Abandoned by her mother at the age of four, Olivia is raised by her grandmother Edith Reid, the family's matriarch and an illustrious storyteller. Like a master sculptor, Reid chisels the character of her beloved grandchild, and braces her to prevail over life's inevitable challenges. Her chilling tales of the family estate called Twickenham shock Olivia and her adventurous siblings into both defiance and humility.

Long before they were born, Reid had inherited the old Jamaican sugarcane plantation from her own grandmother. As Twickenham becomes playground to the children, the family's great narrator, their grandmother, keeps its rich and violent past alive. Stories narrated by Reid portray Twickenham as a plantation in the late 1700s, riddled with mystery and brutality. Deliverance finally approached as Twickenham is slashed and burned by relentless Afro Caribbean freedom fighters called Maroons.

Olivia soaks up the messages of these stories with impassioned exuberance while she plays with her siblings at Twickenham. Their daily adventures include voodoo ceremonies and other bizarre Caribbean customs. One secret trip to a grotesque ceremony has Olivia and her brother bolting for safety after smoke ascends from a grave that the voodoo man had ceremoniously disturbed. Another childhood jaunt through Twickenham’s bushes has the two notorious siblings galloping away from a grave digging gone bad. And life as a Brownie is even more exciting, as Olivia and the troop leap into trees to escape the fury of a ferocious, hairy wild boar.

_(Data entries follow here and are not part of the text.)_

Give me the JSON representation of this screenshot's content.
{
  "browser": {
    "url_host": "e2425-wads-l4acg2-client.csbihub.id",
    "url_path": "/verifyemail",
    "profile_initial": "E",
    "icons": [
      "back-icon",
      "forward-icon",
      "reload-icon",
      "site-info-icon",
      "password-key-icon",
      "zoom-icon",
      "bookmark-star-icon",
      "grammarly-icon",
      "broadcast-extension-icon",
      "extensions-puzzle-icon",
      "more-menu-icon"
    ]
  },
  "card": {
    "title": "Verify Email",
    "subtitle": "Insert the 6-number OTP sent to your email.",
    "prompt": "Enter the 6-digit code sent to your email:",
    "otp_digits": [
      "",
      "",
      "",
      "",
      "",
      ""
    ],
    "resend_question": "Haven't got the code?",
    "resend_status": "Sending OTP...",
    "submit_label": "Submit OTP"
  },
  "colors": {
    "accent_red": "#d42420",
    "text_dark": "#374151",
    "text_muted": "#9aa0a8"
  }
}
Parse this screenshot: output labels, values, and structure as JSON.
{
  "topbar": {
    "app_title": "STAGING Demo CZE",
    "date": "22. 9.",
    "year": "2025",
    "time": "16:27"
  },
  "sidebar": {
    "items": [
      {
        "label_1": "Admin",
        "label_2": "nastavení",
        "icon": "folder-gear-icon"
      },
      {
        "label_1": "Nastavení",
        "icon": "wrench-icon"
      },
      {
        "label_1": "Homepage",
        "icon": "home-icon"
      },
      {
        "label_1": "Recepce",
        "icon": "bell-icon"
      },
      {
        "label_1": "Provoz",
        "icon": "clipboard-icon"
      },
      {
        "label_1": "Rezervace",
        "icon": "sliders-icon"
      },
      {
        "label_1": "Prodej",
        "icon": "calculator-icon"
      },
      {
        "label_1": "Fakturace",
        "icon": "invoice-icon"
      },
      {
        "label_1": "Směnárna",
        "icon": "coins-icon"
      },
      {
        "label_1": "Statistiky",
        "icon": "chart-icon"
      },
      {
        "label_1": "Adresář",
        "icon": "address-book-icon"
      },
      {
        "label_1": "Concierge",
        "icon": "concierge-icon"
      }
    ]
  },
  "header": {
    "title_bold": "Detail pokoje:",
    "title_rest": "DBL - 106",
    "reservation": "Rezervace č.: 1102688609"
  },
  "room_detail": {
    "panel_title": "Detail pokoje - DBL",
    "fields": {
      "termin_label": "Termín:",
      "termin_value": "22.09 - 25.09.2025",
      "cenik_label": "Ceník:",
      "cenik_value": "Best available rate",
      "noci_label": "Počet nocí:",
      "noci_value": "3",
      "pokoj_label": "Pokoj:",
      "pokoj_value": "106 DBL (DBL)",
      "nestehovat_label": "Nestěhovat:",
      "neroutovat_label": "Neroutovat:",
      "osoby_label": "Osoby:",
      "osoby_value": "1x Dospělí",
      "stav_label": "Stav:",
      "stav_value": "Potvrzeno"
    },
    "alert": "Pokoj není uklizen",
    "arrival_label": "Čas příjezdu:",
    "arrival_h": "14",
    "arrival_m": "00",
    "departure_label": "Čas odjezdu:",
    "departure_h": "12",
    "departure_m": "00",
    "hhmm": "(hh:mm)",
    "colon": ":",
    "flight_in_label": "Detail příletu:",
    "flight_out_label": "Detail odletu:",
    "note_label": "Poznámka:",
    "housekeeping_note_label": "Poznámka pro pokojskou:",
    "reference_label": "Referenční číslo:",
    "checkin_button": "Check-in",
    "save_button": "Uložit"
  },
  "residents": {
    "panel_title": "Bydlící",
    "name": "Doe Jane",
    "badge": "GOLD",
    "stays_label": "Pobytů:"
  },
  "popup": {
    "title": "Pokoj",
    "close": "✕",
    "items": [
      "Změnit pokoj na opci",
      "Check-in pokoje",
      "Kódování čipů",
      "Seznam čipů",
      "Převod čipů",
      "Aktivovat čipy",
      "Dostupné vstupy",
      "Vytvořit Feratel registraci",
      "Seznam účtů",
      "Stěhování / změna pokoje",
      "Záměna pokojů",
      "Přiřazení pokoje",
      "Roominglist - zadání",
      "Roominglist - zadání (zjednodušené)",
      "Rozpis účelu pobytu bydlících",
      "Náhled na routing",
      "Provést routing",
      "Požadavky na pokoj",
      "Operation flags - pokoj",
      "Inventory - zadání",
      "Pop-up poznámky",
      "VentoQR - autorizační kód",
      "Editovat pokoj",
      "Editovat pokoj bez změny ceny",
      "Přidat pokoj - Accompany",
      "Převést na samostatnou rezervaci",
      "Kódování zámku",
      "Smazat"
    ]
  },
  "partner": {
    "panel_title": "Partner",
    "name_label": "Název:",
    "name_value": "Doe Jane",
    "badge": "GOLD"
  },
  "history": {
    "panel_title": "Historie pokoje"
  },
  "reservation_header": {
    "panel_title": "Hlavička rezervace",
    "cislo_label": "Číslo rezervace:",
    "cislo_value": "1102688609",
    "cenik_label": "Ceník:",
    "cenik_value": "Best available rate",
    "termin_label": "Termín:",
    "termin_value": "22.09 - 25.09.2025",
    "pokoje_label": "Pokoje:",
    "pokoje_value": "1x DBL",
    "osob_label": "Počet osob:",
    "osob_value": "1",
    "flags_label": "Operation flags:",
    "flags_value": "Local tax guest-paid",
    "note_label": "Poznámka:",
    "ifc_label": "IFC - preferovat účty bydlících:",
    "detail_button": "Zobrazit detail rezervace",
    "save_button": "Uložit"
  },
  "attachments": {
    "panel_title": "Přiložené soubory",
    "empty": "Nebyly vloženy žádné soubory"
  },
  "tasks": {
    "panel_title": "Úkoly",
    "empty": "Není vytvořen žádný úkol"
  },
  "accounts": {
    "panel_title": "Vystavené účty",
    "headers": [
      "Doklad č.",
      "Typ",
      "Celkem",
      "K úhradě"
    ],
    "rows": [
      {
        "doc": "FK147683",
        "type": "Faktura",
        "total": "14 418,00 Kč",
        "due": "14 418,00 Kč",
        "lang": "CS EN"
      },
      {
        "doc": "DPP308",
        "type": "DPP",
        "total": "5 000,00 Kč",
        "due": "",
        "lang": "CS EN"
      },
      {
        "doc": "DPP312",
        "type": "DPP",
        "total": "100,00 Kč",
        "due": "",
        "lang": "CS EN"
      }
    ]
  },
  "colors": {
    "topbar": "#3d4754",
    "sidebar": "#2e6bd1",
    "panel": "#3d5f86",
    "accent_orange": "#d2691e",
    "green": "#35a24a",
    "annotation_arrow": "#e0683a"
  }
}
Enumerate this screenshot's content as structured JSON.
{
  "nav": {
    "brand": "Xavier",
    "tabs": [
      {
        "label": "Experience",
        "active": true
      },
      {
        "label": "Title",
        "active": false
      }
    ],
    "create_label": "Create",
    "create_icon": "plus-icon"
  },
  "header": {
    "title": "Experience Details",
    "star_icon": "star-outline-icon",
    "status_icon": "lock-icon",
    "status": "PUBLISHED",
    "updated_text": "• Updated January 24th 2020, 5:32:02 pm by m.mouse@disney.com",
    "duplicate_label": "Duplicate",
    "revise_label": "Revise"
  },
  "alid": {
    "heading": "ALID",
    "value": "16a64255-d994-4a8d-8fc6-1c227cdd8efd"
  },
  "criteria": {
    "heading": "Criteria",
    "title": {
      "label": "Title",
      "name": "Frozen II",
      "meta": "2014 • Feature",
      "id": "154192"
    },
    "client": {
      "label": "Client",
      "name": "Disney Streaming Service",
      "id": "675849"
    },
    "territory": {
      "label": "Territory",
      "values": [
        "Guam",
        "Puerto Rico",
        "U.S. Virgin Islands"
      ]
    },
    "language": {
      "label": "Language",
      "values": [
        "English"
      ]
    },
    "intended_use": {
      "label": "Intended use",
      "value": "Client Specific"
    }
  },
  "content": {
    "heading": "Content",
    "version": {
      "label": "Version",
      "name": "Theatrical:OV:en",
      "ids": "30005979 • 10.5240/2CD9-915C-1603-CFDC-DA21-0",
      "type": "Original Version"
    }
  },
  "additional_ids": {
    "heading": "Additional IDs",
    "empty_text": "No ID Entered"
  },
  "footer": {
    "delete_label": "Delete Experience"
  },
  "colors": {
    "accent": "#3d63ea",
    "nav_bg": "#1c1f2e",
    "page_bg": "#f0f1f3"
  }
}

In the early 1970s, Olivia moves to the United States, becomes a business executive and single parent, and raises three children alone with a determination and resilience reminiscent of her Maroon forebears. During those years she is forced to cope from a distance with alarming political upheavals in her homeland that threaten both Twickenham and her family’s survival. And like a modern day Maroon, she wages a final battle to save the old estate that culminates with her own passionate slash and burn ritual. How she does that, what it demands of her, and the outcome she finds are bound inextricably to the ghosts and history of the Caribbean.